Bugün 23 Nisan Ulusal Egemenlik ve Çocuk Bayramı… TBMM’nin kuruluşunun, “egemenliğin kayıtsız şartsız millete verildiği” önemli günün yıldönümü…

Sevinç ve coşkuyla kutlamak gerek…

Ne yazık ki, sevinç duyulsa bile cuşkuyla kutlanamıyor.

“Korona virüs engeli” var.

Geniş katılımlı kutlamalar yasak olduğu gibi sokağa çıkmak da yasak…

Dün Saat 19.00’da başlayan yasak bugün de devam ediyor.

Pazartesi sabahına kadar da devam edecek…

Sokağa çıkma yasağının bugünü da kapsaması “sürpriz” değil…

Aslında daha uzun süreli bir yasak bekleniyordu.

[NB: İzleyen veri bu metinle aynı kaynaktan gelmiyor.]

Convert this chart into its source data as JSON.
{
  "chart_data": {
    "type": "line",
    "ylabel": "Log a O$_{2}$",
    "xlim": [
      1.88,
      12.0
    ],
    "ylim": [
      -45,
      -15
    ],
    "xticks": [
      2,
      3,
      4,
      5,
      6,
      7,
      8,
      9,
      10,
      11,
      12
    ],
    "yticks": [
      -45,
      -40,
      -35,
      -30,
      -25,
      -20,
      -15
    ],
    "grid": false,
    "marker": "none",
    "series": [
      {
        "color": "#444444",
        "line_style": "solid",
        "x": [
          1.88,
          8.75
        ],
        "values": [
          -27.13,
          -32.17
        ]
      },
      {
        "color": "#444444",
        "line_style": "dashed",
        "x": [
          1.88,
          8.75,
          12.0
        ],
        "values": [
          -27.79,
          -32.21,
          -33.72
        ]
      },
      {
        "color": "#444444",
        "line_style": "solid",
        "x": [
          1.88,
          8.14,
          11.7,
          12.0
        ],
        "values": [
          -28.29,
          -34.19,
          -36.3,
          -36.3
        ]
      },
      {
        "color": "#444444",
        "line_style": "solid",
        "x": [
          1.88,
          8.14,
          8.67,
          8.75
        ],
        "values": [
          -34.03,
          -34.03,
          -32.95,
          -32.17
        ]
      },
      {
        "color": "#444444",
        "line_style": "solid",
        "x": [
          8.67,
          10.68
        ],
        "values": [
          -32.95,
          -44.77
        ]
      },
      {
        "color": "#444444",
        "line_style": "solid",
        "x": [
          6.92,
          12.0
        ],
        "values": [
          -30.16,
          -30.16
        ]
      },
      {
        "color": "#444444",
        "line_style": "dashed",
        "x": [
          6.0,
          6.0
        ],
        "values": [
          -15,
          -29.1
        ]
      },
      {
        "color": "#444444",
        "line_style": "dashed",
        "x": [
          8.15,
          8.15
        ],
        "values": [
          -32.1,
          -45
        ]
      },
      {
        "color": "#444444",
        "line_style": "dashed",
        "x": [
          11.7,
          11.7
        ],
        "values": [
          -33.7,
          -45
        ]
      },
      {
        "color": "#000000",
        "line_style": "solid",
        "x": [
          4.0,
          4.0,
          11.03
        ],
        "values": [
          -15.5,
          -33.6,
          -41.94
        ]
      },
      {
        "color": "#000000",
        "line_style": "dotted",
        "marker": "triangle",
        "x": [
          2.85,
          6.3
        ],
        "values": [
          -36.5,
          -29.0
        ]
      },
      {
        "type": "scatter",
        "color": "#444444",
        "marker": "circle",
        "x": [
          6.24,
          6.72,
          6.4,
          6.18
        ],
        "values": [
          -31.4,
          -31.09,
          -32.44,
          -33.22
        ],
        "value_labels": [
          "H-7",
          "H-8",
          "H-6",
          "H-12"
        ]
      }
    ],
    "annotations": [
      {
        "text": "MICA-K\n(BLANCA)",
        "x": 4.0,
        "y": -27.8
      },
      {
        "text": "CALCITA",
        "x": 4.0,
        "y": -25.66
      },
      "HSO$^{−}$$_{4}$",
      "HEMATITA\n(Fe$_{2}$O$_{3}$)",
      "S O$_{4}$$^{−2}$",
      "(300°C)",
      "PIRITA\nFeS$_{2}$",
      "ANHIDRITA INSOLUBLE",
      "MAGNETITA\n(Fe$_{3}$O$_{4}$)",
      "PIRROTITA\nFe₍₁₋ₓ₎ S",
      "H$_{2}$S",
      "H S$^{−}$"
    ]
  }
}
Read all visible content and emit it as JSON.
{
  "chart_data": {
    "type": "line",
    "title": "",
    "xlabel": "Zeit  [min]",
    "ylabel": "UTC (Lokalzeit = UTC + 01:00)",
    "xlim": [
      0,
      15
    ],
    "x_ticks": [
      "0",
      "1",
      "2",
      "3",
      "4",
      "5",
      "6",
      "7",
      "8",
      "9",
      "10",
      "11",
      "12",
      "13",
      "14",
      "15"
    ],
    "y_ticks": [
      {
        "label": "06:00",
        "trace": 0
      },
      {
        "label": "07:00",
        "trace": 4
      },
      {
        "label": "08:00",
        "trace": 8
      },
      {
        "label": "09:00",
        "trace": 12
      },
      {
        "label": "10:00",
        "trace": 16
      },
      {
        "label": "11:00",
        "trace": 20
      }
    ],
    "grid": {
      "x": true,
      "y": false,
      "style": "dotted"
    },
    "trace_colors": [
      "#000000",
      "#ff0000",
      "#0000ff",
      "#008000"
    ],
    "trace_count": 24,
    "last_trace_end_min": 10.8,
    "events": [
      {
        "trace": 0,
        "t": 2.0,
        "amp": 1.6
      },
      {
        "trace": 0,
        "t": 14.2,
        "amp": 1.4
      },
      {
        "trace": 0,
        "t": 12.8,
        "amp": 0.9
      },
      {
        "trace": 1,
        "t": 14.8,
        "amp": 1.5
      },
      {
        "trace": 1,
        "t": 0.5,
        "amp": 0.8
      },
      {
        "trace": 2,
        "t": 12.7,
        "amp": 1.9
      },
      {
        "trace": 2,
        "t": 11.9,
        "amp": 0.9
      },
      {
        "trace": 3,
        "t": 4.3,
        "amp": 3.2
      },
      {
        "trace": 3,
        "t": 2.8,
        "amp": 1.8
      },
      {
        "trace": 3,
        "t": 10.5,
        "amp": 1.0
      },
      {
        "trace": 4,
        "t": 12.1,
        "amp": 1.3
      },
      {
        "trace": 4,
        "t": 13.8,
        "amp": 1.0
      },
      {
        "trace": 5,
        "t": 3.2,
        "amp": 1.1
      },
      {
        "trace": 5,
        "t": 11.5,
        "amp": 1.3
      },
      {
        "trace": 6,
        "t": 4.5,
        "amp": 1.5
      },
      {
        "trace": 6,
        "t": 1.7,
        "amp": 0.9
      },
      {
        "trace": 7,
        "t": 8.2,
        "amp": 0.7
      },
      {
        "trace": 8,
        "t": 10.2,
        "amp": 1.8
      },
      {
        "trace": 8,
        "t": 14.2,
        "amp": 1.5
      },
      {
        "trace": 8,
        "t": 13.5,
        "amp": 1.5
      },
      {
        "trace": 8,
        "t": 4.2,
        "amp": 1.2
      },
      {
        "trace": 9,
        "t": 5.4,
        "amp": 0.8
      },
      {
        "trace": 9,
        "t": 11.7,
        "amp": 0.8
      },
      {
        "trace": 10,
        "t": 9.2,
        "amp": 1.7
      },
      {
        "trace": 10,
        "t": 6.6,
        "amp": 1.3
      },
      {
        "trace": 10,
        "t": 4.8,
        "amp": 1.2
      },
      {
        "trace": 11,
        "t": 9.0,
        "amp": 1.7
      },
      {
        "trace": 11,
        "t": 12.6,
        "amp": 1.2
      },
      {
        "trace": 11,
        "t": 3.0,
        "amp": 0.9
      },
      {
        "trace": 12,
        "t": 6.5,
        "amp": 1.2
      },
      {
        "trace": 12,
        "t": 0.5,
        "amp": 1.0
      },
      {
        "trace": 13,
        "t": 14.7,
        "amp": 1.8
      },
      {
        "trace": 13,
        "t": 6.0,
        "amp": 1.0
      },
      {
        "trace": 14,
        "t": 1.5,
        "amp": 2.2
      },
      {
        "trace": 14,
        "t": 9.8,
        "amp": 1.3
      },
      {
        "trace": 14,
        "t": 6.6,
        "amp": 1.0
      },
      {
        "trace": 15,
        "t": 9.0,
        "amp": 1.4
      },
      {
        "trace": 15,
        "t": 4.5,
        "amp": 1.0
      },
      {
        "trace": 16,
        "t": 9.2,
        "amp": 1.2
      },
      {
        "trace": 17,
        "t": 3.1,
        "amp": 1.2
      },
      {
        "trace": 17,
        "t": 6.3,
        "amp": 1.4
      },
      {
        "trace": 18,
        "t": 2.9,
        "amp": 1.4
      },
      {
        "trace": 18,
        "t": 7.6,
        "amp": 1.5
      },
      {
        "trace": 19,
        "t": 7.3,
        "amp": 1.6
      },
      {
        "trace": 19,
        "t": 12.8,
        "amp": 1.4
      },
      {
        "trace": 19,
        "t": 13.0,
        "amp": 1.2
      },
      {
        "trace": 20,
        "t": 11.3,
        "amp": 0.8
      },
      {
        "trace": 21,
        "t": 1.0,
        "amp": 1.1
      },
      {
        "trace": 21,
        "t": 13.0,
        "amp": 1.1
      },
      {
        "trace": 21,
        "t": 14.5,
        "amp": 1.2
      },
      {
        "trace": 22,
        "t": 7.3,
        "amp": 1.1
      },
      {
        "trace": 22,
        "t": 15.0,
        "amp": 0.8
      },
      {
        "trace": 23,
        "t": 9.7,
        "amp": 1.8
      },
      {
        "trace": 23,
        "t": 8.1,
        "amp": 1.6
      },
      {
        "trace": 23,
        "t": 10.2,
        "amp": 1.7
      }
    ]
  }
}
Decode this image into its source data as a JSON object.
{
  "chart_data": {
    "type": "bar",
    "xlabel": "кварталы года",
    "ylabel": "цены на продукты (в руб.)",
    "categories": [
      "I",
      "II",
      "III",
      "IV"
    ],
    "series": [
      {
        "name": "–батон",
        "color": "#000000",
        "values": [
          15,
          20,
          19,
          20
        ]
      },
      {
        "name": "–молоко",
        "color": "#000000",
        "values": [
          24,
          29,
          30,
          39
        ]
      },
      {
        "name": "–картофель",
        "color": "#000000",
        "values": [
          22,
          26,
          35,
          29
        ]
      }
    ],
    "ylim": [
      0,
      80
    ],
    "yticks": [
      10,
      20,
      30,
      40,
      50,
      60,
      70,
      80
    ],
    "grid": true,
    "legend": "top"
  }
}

Dahası  “Ramazan Bayramı’na kadar sürecek bir sokağa çıkma yasağı” isteniyordu.

İstenilen olmasa bile bugüne dair beklenilen oldu.

Olmasına oldu da nasıl?

Gün boyu dikkatler Ankara’ya çevrildi.

“23 Nisan Cuma günü sokağa çıkma yasağı var mı” sorusuna yanıt aranıp durdu.

Sorular gün boyu yanıtsız kaldı.

“Akşam açıklanabilir” tahminleri yapıldı.

Tahminler tutmadı.

Akşam da beklenen açıklama gelmedi.

Gece saat23.00’ü geçtikten sonra, “anlaşılan yasak olmayacak” denilip yatmaya hazırlanılırken “yasak kararı” kamuoyuna yansıdı.

“Yasak” için söylenecek söz yok.

Korana virüs salgını ürkütücü boyutlara ulaşmış durumda…

Yayılmasının önün alınamıyor.

Vaka sayııs her gün artıyor.

Yüzlerce insan yaşamını yitiriyor.

Ydğun bakım servisleri dolmak üzere…

Böylesi ürkütücü bir tablo karşısında sokağa çıkma yasağı getirilmesi son derece doğal…

Dedik ya, uzmanların beklentisi daha uzun süreli bir yasak…

Yasağın gelmesi doğal da geliş şekli için aynı şeyi söylemek olanaksız…

Yarattığı sıkıntılar var.

Hafta sonu yasaklarından önceki Cuma günleri alış verişlerin yoğunlaştığı günler…

Aynı şekilde Cuma günü açılan pazaryerleri var.

Ona göre hazırlıklar yapılıyor, mal siparişleri veriliyor.

Belirsizlikte ne yaptıklarını bilemiyoruz…

Ancak geç açıklanan yasak nedeniyle ciddi sıkıntı yaşayanlar olmuştur.

Gece yarısı açıklanan yasak kararı nedeniyle oluşan başka olumsuzluklar da var.

Gece yasağı duyanlar gündüz dışarıya akın etti.

Hava da güzel olunca hemen her yerde ciddi kalabalıklar oluştu.

Parklar, Porsuk Çayı’nın kenarları, kentin alışveriş bölgeleri deyim yerindeyse insan akını ile karşı karşıya kaldı.

Sürekli yinelenen kurullar da hiçe sayıldı.

Oluşan endişe verici bir tablo…

Her zaman olduğu gibi yine en küçük bir müdahale de söz konusu değil…

Bunun da acı bir faturası olmacağı kesin…

Umarız ki olmaz…

Söylenecek daha çok şey var.

Ancak sözü daha fazla uzatmaya gerek yok.

Gece yarısına bırakılan yasak ciddi sıkıntılar yarattı.

Geç saatlere kalması kaçınılmaz mıydı?

Kesinlikle hayır…

O saate kalmasını gerektiren hiçbir neden yok.

Çok önceden alınabilirdi.

Kamuoyundaki beklentiler de o doğrultudaydı zaten…

Ne yazık ki, çoğu zaman olduğu gibi yine yapılması gereken değil de hiç yapılmaması gereken yapıldı.

Korana virüs salgını gerçekten ürkütücü boyuta ulaştı.

Önlemlerin zamanında alınması ve etkili biçimde uygulanması şart…

En küçük bir ihmal ya da geçikme ciddi sonuçlar yaratır.